Library: Why we Came to Dublin

SachsBrecht © Goethe-Institut Irland

Tue, 12.03.2019

6:30 PM

Nelly SACHS and Bertolt BRECHT Move into the Rooms of the Library.

We cordially invite you to celebrate the moving into our library rooms of two exiles Nelly Sachs (1891-1970) and Bertolt Brecht (1898-1956).

Find out how their spiritual closeness to Irish authors suggests that they have a home here, even though the two writers did not actually ever reside in Dublin. Links to Samuel Beckett can be found not only in the works of Brecht, but also in those of Sachs.

Nelly Sachs (born Leonie Sachs)

Born 10th December 1891 in Berlin-Schöneberg
Died 12th May 1970 in Stockholm

-was a German-Jewish writer known for her poetry and dramatic poetry. Due to the persecution of the Jews in National Socialist Germany, she had to flee to Sweden with her mother in 1940. There she worked as a washer woman (among other occupations) or earned her money as a translator Swedish lyrics into German. Her poems, written after 1945, are exclusively written in German and examine the tension between German as her mother tongue and the language of her murderers and persecutors, which affected many German-Jewish writers. Expulsion and exile are recurrent motifs in Sachs' poetry. In her later works, she also turned to core figures and stories of the Torah.

Awards:
1965: Peace Prize of the German Book Trade
1966: Nobel Prize for Literature

Nelly Sachs Prize:
The prize is awarded every two years by the city of Dortmund and is worth 15,000 euros. Honored are persons who not only create outstanding literary achievements, but also engage in work towards international understanding or are involved in the field of intergovernmental cultural work.

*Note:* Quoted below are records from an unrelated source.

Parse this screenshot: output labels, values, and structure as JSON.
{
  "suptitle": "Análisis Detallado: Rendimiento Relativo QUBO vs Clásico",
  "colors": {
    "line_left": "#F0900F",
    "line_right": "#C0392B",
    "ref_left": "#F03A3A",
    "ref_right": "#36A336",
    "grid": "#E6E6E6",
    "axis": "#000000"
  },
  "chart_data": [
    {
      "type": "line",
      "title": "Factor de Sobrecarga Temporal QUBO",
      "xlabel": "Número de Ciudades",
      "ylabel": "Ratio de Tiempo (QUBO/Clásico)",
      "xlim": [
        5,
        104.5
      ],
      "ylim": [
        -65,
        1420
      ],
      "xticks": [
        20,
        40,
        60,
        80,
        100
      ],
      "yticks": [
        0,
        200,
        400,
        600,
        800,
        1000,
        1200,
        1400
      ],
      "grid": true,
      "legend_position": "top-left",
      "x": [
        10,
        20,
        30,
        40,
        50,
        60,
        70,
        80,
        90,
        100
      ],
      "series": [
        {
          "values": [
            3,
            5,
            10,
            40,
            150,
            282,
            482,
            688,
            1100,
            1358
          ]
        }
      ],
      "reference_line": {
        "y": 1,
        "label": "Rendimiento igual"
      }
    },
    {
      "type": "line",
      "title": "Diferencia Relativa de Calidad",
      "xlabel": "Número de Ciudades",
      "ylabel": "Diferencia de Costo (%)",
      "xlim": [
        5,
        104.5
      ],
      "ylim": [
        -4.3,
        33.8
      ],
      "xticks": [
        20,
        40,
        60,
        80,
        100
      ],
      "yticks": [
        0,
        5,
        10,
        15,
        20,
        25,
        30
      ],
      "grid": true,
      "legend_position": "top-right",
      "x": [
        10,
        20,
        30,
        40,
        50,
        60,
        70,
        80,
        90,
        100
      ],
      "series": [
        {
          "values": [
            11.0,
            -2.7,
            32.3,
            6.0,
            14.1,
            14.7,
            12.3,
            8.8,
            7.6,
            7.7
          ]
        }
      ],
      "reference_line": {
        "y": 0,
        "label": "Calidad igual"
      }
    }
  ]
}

Bertold Brecht (Eugen Berthold Friedrich Brecht)

Born 10th  February 1898 in Augsburg
Died 14th  August 1956 in Berlin

was an influential dramatist and lyricist, who is known for his contribution to developing epic theatre. This theatre’s founding principle of the alienation effect has since played a significant role in dramaturgy and filmmaking. He lived and worked in Berlin for a long period but because of his critical attitude and political standing he was regarded as an enemy of the Nazi regime, and so he left Germany after the Reichstag fire in 1933. Denmark, America, and Switzerland were significant adopted homelands in his exile life.
Brecht gained worldwide fame through his numerous plays and above all his modern operas, such as „The Threepenny Opera“ and the „Moritat of Meckie Messer“, which were produced in collaboration with the composer Kurt Weill.